Laughing gayly we went over the snow, past the bend at the village shop where one can obtain anything from a Swiss cuckoo clock, to a paper of pins, and whose elderly proprietor is one of the best ski instructors in the canton. Paying our fare, we ascended by the rack-railway up the snowy heights of the Allmendhubel.

On the truck was our heavy “bob,” with its steel frame and runners, and its delicate controls. At the summit the attendants pushed it along the flat to the narrow entrance of the bob-run which a hundred hands had, a few weeks before, constructed in the snow, digging it all out and making many banked-up hair-pin bends down the side of the mountain for two and a half miles back into Mürren.

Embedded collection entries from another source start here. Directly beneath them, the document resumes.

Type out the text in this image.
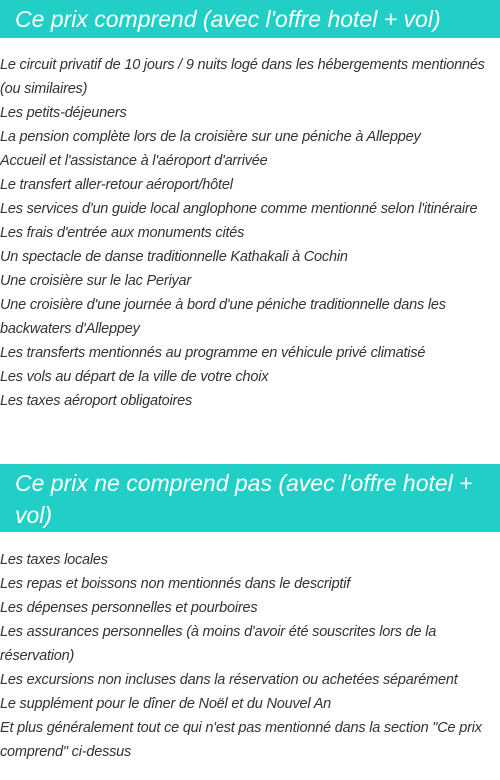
Ce prix comprend (avec l'offre hotel + vol)
Le circuit privatif de 10 jours / 9 nuits logé dans les hébergements mentionnés (ou similaires)
Les petits-déjeuners
La pension complète lors de la croisière sur une péniche à Alleppey
Accueil et l'assistance à l'aéroport d'arrivée
Le transfert aller-retour aéroport/hôtel
Les services d'un guide local anglophone comme mentionné selon l'itinéraire
Les frais d'entrée aux monuments cités
Un spectacle de danse traditionnelle Kathakali à Cochin
Une croisière sur le lac Periyar
Une croisière d'une journée à bord d'une péniche traditionnelle dans les backwaters d'Alleppey
Les transferts mentionnés au programme en véhicule privé climatisé
Les vols au départ de la ville de votre choix
Les taxes aéroport obligatoires
Ce prix ne comprend pas (avec l'offre hotel + vol)
Les taxes locales
Les repas et boissons non mentionnés dans le descriptif
Les dépenses personnelles et pourboires
Les assurances personnelles (à moins d'avoir été souscrites lors de la réservation)
Les excursions non incluses dans la réservation ou achetées séparément
Le supplément pour le dîner de Noël et du Nouvel An
Et plus généralement tout ce qui n'est pas mentionné dans la section "Ce prix comprend" ci-dessus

Those curves are scientifically calculated for speed, but it takes an expert to negotiate them successfully. The crew of a “big bob” must know the course, and be alert to the command of the driver to bend over “right,” “left,” or “up.” One’s first trip in a “bob” on a fast run is an experience never to be forgotten. But both the bride and bridegroom revealed that they had done such things before.

At the “gate” of the run—a narrow cut eight feet deep in the snow—a smiling Swiss stood beside the telephone, which gave “clear passage.” Burton, as an expert, who took no chances, had the “bob” turned over, and examined the brakes and controls, which sometimes get clogged with snow.

We all got in and set our feet forward on the rests, I being behind to act as brakesman, and to “brake” at the instant order of Burton.

“Everybody all right?” he asked, as we settled ourselves behind each other on the big bob.

We responded that we were, then four men pushed us off down the narrow icy slope.